The pound (or euro) in your pocket
But what about the impact of Brexit in terms of GDP per person? Will the average person be poorer or will she be richer if the UK leaves the EU? The answer requires (at least) the we understand population growth. The Office of National Statistics estimates population growth to be 0.8% per year (until 2027). The growth rate of GDP per person can be expressed as the growth rate of GDP minus the growth rate of population. The total impact of Brexit on GDP, according to the winning essay is +0.1% and the growth rate of population is +0.8%. Hence the total impact of Brexit on a per person basis according to the “most likely scenario” of the 2014 Brexit prize winner is -0.7%. In short, the impact of Brexit is to make the average person in the UK poorer (not richer).
Yet there are many more intriguing aspects of the Brexit arithmetic. If we want to make an informed decision, we need to know as precisely as possible the costs as well as the benefits from EU membership. The largest components on the cost side are likely to be losses from trade (of goods and services, including finance) and from foreign direct investment. Immigration and regulation are the smaller and more controversial issues respectively (if we can not agree on how many laws come from Brussels, should we really venture into saying how much they cost us?)

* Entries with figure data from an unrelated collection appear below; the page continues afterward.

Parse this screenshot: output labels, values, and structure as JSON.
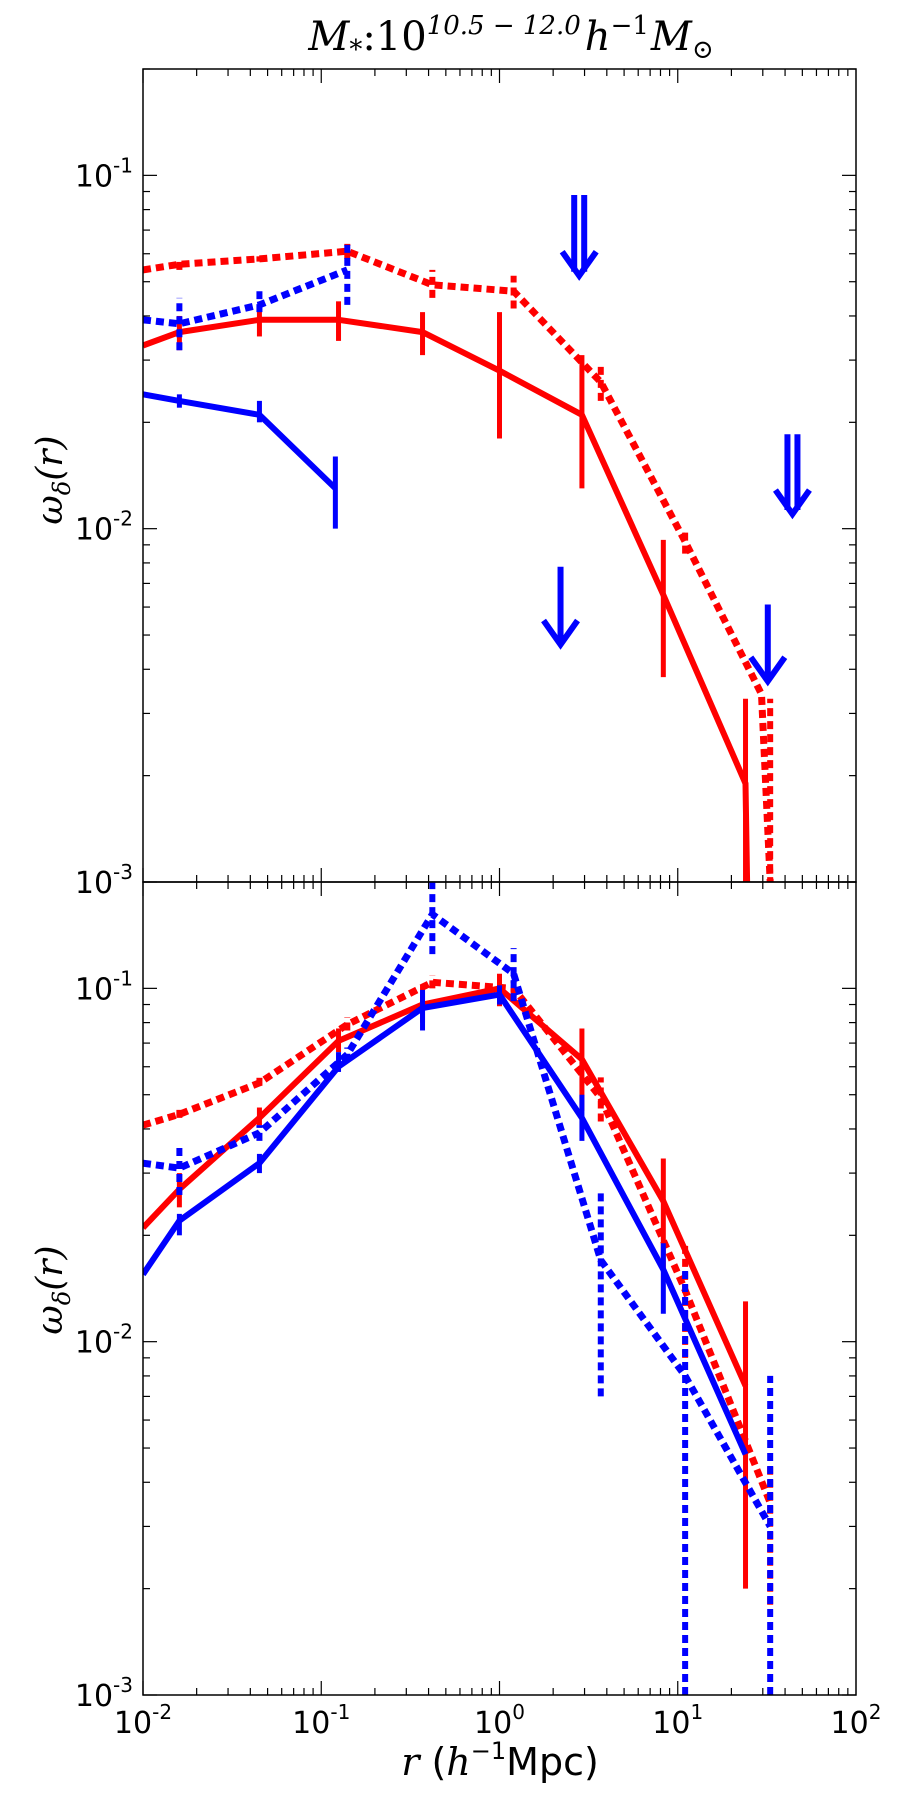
{
  "chart_data": {
    "title": "M_*:10^{10.5-12.0} h^{-1} M_⊙",
    "title_parts": {
      "main": "M",
      "sub1": "*",
      "colon": ":10",
      "exp": "10.5 − 12.0",
      "h": "h",
      "hexp": "−1",
      "msun": "M",
      "msub": "⊙"
    },
    "xlabel": "r (h^{-1}Mpc)",
    "xlabel_parts": {
      "r": "r",
      "open": " (",
      "h": "h",
      "hexp": "−1",
      "mpc": "Mpc)"
    },
    "x_scale": "log",
    "xlim": [
      0.01,
      100
    ],
    "x_ticks": [
      {
        "value": 0.01,
        "base": "10",
        "exp": "-2"
      },
      {
        "value": 0.1,
        "base": "10",
        "exp": "-1"
      },
      {
        "value": 1,
        "base": "10",
        "exp": "0"
      },
      {
        "value": 10,
        "base": "10",
        "exp": "1"
      },
      {
        "value": 100,
        "base": "10",
        "exp": "2"
      }
    ],
    "colors": {
      "red": "#ff0000",
      "blue": "#0000ff"
    },
    "panels": [
      {
        "type": "line",
        "y_scale": "log",
        "ylim": [
          0.001,
          0.2
        ],
        "ylabel": "ω_δ(r)",
        "ylabel_parts": {
          "omega": "ω",
          "sub": "δ",
          "rest": "(r)"
        },
        "y_ticks": [
          {
            "value": 0.1,
            "base": "10",
            "exp": "-1"
          },
          {
            "value": 0.01,
            "base": "10",
            "exp": "-2"
          },
          {
            "value": 0.001,
            "base": "10",
            "exp": "-3"
          }
        ],
        "series": [
          {
            "color": "#ff0000",
            "style": "solid",
            "x": [
              0.01,
              0.016,
              0.045,
              0.125,
              0.37,
              1.0,
              2.9,
              8.3,
              24.0,
              24.5
            ],
            "y": [
              0.033,
              0.036,
              0.039,
              0.039,
              0.036,
              0.028,
              0.021,
              0.0065,
              0.0019,
              0.001
            ],
            "err": [
              null,
              [
                0.032,
                0.04
              ],
              [
                0.035,
                0.043
              ],
              [
                0.034,
                0.044
              ],
              [
                0.031,
                0.041
              ],
              [
                0.018,
                0.041
              ],
              [
                0.013,
                0.031
              ],
              [
                0.0038,
                0.0093
              ],
              [
                0.0009,
                0.0033
              ],
              null
            ]
          },
          {
            "color": "#ff0000",
            "style": "dotted",
            "x": [
              0.01,
              0.016,
              0.045,
              0.14,
              0.42,
              1.2,
              3.7,
              11.0,
              29.5,
              33.0
            ],
            "y": [
              0.054,
              0.056,
              0.058,
              0.061,
              0.049,
              0.047,
              0.026,
              0.0092,
              0.0034,
              0.001
            ],
            "err": [
              null,
              [
                0.054,
                0.058
              ],
              [
                0.057,
                0.059
              ],
              [
                0.058,
                0.064
              ],
              [
                0.045,
                0.054
              ],
              [
                0.042,
                0.052
              ],
              [
                0.023,
                0.029
              ],
              [
                0.0085,
                0.0099
              ],
              null,
              [
                0.0009,
                0.0033
              ]
            ]
          },
          {
            "color": "#0000ff",
            "style": "solid",
            "x": [
              0.01,
              0.016,
              0.045,
              0.12
            ],
            "y": [
              0.024,
              0.023,
              0.021,
              0.013
            ],
            "err": [
              null,
              [
                0.022,
                0.024
              ],
              [
                0.02,
                0.023
              ],
              [
                0.01,
                0.016
              ]
            ]
          },
          {
            "color": "#0000ff",
            "style": "dotted",
            "x": [
              0.01,
              0.016,
              0.045,
              0.14
            ],
            "y": [
              0.039,
              0.038,
              0.043,
              0.054
            ],
            "err": [
              null,
              [
                0.032,
                0.045
              ],
              [
                0.041,
                0.047
              ],
              [
                0.043,
                0.065
              ]
            ]
          }
        ],
        "upper_limit_arrows": [
          {
            "color": "#0000ff",
            "x": 2.8,
            "y_top": 0.088,
            "y_tip": 0.052,
            "double": true
          },
          {
            "color": "#0000ff",
            "x": 44.0,
            "y_top": 0.0185,
            "y_tip": 0.011,
            "double": true
          },
          {
            "color": "#0000ff",
            "x": 2.2,
            "y_top": 0.0078,
            "y_tip": 0.0047,
            "double": false
          },
          {
            "color": "#0000ff",
            "x": 32.0,
            "y_top": 0.0061,
            "y_tip": 0.0037,
            "double": false
          }
        ]
      },
      {
        "type": "line",
        "y_scale": "log",
        "ylim": [
          0.001,
          0.2
        ],
        "ylabel": "ω_δ(r)",
        "ylabel_parts": {
          "omega": "ω",
          "sub": "δ",
          "rest": "(r)"
        },
        "y_ticks": [
          {
            "value": 0.1,
            "base": "10",
            "exp": "-1"
          },
          {
            "value": 0.01,
            "base": "10",
            "exp": "-2"
          },
          {
            "value": 0.001,
            "base": "10",
            "exp": "-3"
          }
        ],
        "series": [
          {
            "color": "#ff0000",
            "style": "solid",
            "x": [
              0.01,
              0.016,
              0.045,
              0.125,
              0.37,
              1.0,
              2.9,
              8.3,
              24.0
            ],
            "y": [
              0.021,
              0.027,
              0.043,
              0.071,
              0.09,
              0.1,
              0.063,
              0.025,
              0.0075
            ],
            "err": [
              null,
              [
                0.024,
                0.03
              ],
              [
                0.041,
                0.046
              ],
              [
                0.066,
                0.077
              ],
              [
                0.08,
                0.102
              ],
              [
                0.089,
                0.11
              ],
              [
                0.045,
                0.077
              ],
              [
                0.016,
                0.033
              ],
              [
                0.002,
                0.013
              ]
            ]
          },
          {
            "color": "#ff0000",
            "style": "dotted",
            "x": [
              0.01,
              0.016,
              0.045,
              0.14,
              0.42,
              1.2,
              3.7,
              11.0,
              33.0
            ],
            "y": [
              0.041,
              0.044,
              0.054,
              0.079,
              0.104,
              0.1,
              0.049,
              0.014,
              0.0035
            ],
            "err": [
              null,
              [
                0.043,
                0.046
              ],
              [
                0.053,
                0.056
              ],
              [
                0.076,
                0.083
              ],
              [
                0.1,
                0.109
              ],
              [
                0.095,
                0.105
              ],
              [
                0.042,
                0.056
              ],
              [
                0.009,
                0.019
              ],
              [
                0.0018,
                0.0045
              ]
            ]
          },
          {
            "color": "#0000ff",
            "style": "solid",
            "x": [
              0.01,
              0.016,
              0.045,
              0.125,
              0.37,
              1.0,
              2.9,
              8.3,
              24.0
            ],
            "y": [
              0.0155,
              0.022,
              0.032,
              0.06,
              0.088,
              0.096,
              0.043,
              0.016,
              0.0048
            ],
            "err": [
              null,
              [
                0.02,
                0.023
              ],
              [
                0.03,
                0.034
              ],
              [
                0.058,
                0.066
              ],
              [
                0.076,
                0.099
              ],
              [
                0.09,
                0.102
              ],
              [
                0.037,
                0.05
              ],
              [
                0.012,
                0.019
              ],
              null
            ]
          },
          {
            "color": "#0000ff",
            "style": "dotted",
            "x": [
              0.01,
              0.016,
              0.045,
              0.14,
              0.42,
              1.2,
              3.7,
              11.0,
              33.0
            ],
            "y": [
              0.032,
              0.031,
              0.039,
              0.065,
              0.162,
              0.11,
              0.017,
              0.008,
              0.003
            ],
            "err": [
              null,
              [
                0.026,
                0.036
              ],
              [
                0.037,
                0.041
              ],
              [
                0.062,
                0.068
              ],
              [
                0.125,
                0.205
              ],
              [
                0.092,
                0.13
              ],
              [
                0.007,
                0.027
              ],
              [
                0.001,
                0.016
              ],
              [
                0.001,
                0.008
              ]
            ]
          }
        ]
      }
    ]
  }
}
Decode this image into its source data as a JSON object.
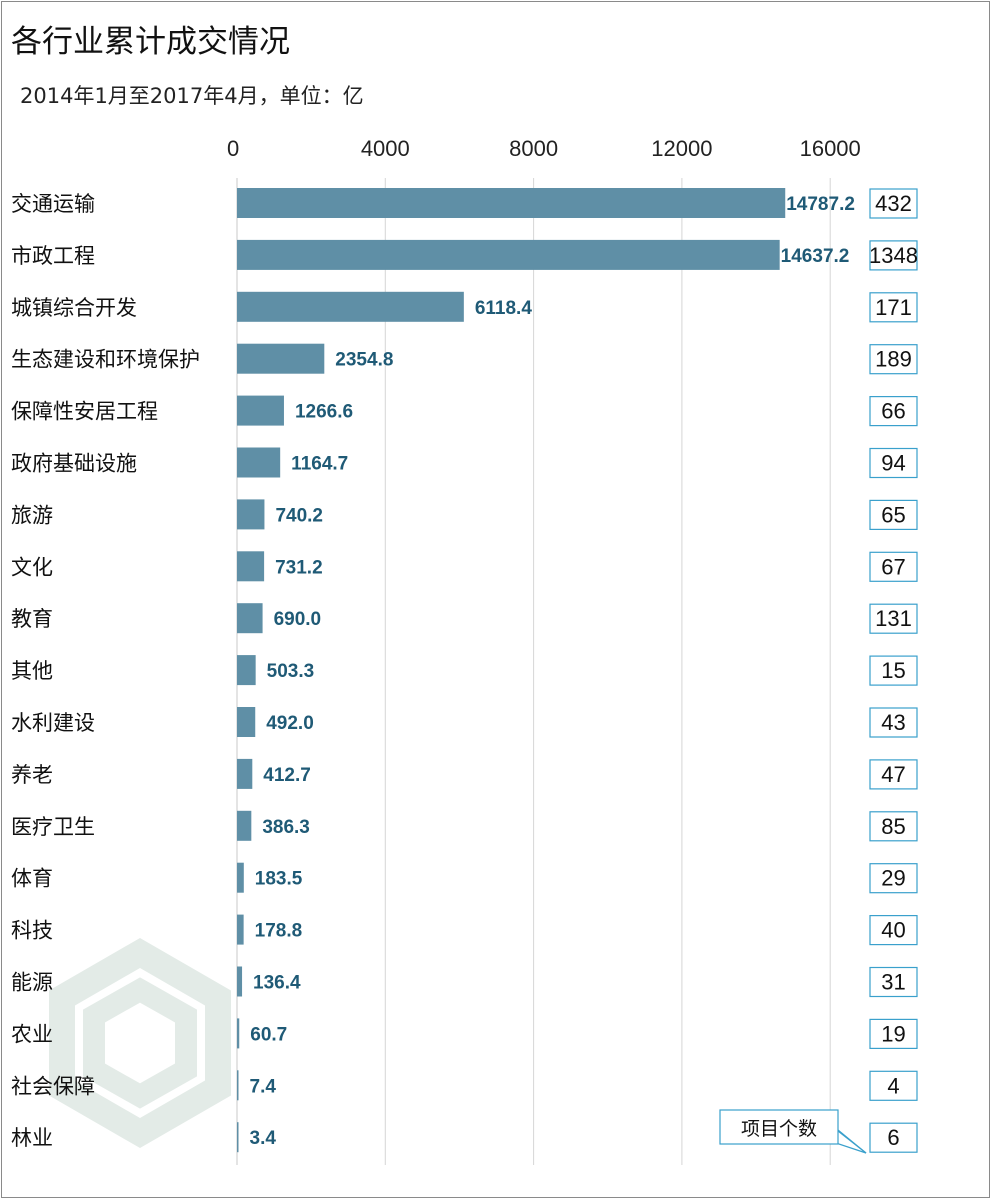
{
  "colors": {
    "bar": "#5f8fa6",
    "value_label": "#1f5a76",
    "count_box_border": "#3aa0cc",
    "gridline": "#d6d6d6",
    "watermark": "#e3ebe7"
  },
  "watermark_icon": "hexagon-logo-icon",
  "chart_data": {
    "type": "bar",
    "orientation": "horizontal",
    "title": "各行业累计成交情况",
    "subtitle": "2014年1月至2017年4月，单位：亿",
    "xlim": [
      0,
      16000
    ],
    "xticks": [
      0,
      4000,
      8000,
      12000,
      16000
    ],
    "xtick_labels": [
      "0",
      "4000",
      "8000",
      "12000",
      "16000"
    ],
    "grid": true,
    "categories": [
      "交通运输",
      "市政工程",
      "城镇综合开发",
      "生态建设和环境保护",
      "保障性安居工程",
      "政府基础设施",
      "旅游",
      "文化",
      "教育",
      "其他",
      "水利建设",
      "养老",
      "医疗卫生",
      "体育",
      "科技",
      "能源",
      "农业",
      "社会保障",
      "林业"
    ],
    "values": [
      14787.2,
      14637.2,
      6118.4,
      2354.8,
      1266.6,
      1164.7,
      740.2,
      731.2,
      690.0,
      503.3,
      492.0,
      412.7,
      386.3,
      183.5,
      178.8,
      136.4,
      60.7,
      7.4,
      3.4
    ],
    "value_labels": [
      "14787.2",
      "14637.2",
      "6118.4",
      "2354.8",
      "1266.6",
      "1164.7",
      "740.2",
      "731.2",
      "690.0",
      "503.3",
      "492.0",
      "412.7",
      "386.3",
      "183.5",
      "178.8",
      "136.4",
      "60.7",
      "7.4",
      "3.4"
    ],
    "project_counts": [
      432,
      1348,
      171,
      189,
      66,
      94,
      65,
      67,
      131,
      15,
      43,
      47,
      85,
      29,
      40,
      31,
      19,
      4,
      6
    ],
    "project_count_label": "项目个数"
  }
}
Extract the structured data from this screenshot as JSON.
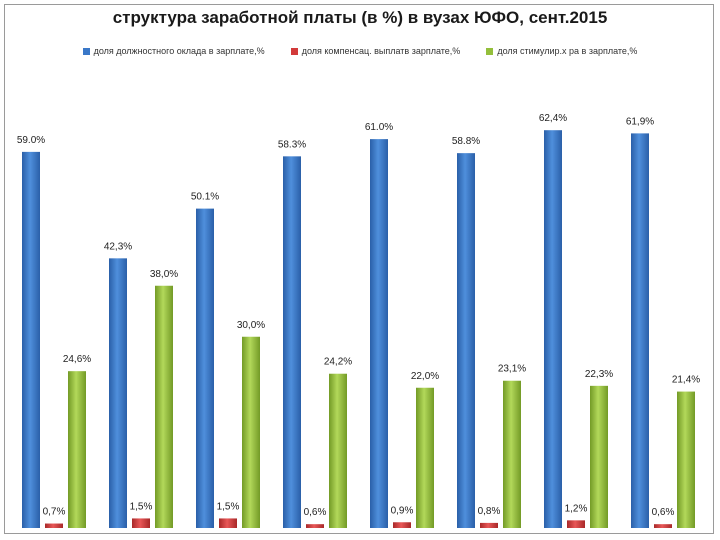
{
  "chart_data": {
    "type": "bar",
    "title": "структура заработной платы  (в %) в вузах ЮФО, сент.2015",
    "categories": [
      "",
      "",
      "",
      "",
      "",
      "",
      "",
      ""
    ],
    "series": [
      {
        "name": "доля должностного оклада в зарплате,%",
        "color": "#3a78c8",
        "values": [
          59.0,
          42.3,
          50.1,
          58.3,
          61.0,
          58.8,
          62.4,
          61.9
        ],
        "labels": [
          "59.0%",
          "42,3%",
          "50.1%",
          "58.3%",
          "61.0%",
          "58.8%",
          "62,4%",
          "61,9%"
        ]
      },
      {
        "name": "доля компенсац. выплатв зарплате,%",
        "color": "#d23a3a",
        "values": [
          0.7,
          1.5,
          1.5,
          0.6,
          0.9,
          0.8,
          1.2,
          0.6
        ],
        "labels": [
          "0,7%",
          "1,5%",
          "1,5%",
          "0,6%",
          "0,9%",
          "0,8%",
          "1,2%",
          "0,6%"
        ]
      },
      {
        "name": "доля стимулир.х ра в зарплате,%",
        "color": "#94bf3b",
        "values": [
          24.6,
          38.0,
          30.0,
          24.2,
          22.0,
          23.1,
          22.3,
          21.4
        ],
        "labels": [
          "24,6%",
          "38,0%",
          "30,0%",
          "24,2%",
          "22,0%",
          "23,1%",
          "22,3%",
          "21,4%"
        ]
      }
    ],
    "ylim": [
      0,
      64
    ],
    "grid": false,
    "legend_position": "top"
  }
}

We still know too little about these key components of trade, finance and foreign investment, and dubious assumptions will surely not improve what we know. There is one example of such dubious assumptions from the winning essay. It asks: if the UK leaves the EU, what is the maximum percentage of foreign direct investment that currently goes to Britain that will go elsewhere? Answer: 35%. How was this calculated?
A recent survey by the Confederation of British Industry finds that 35% of the firms would decrease their own business investment in the case of an EU exit… It is therefore assumed that… (foreign direct investment) decreases by 35%.
So, the maximum percentage of such investment the UK is expected to lose if it leaves the EU is arbitrarily assumed to equal the share of British firms in a CBI survey that said they would decrease their own investment if the UK leaves the EU. Really?
Of estimates and sausages
But even if one uncritically accepts these estimates put forward by those promoting the benefits of Brexit, it is prudent to compare them to those cited by research which seems to come from the other camp. Previous research estimates that UK’s GDP would be 2.25% lower as a consequence of EU withdrawal. Recent research estimates the benefits from EU membership to be of the order of 12% in GDP per person terms. Such estimates suggest that the benefits from Brexit, once properly estimated, will likely have a hard time exceeding those from “Britin”.
The level of the debate about EU membership should strive to equal the importance of the issue. It should make full use of the available evidence, recognise gaps in knowledge and the limitations of existing estimates. An age-old joke says that there are two things you are better off not watching in the making: sausages and econometric estimates. Our challenge is to deliver econometric estimates about Britain’s membership of the EU that are not only palatable, but which are scientific, rigorous, replicable and transparent. Have we seen much of this in the debate so far? Not a sausage.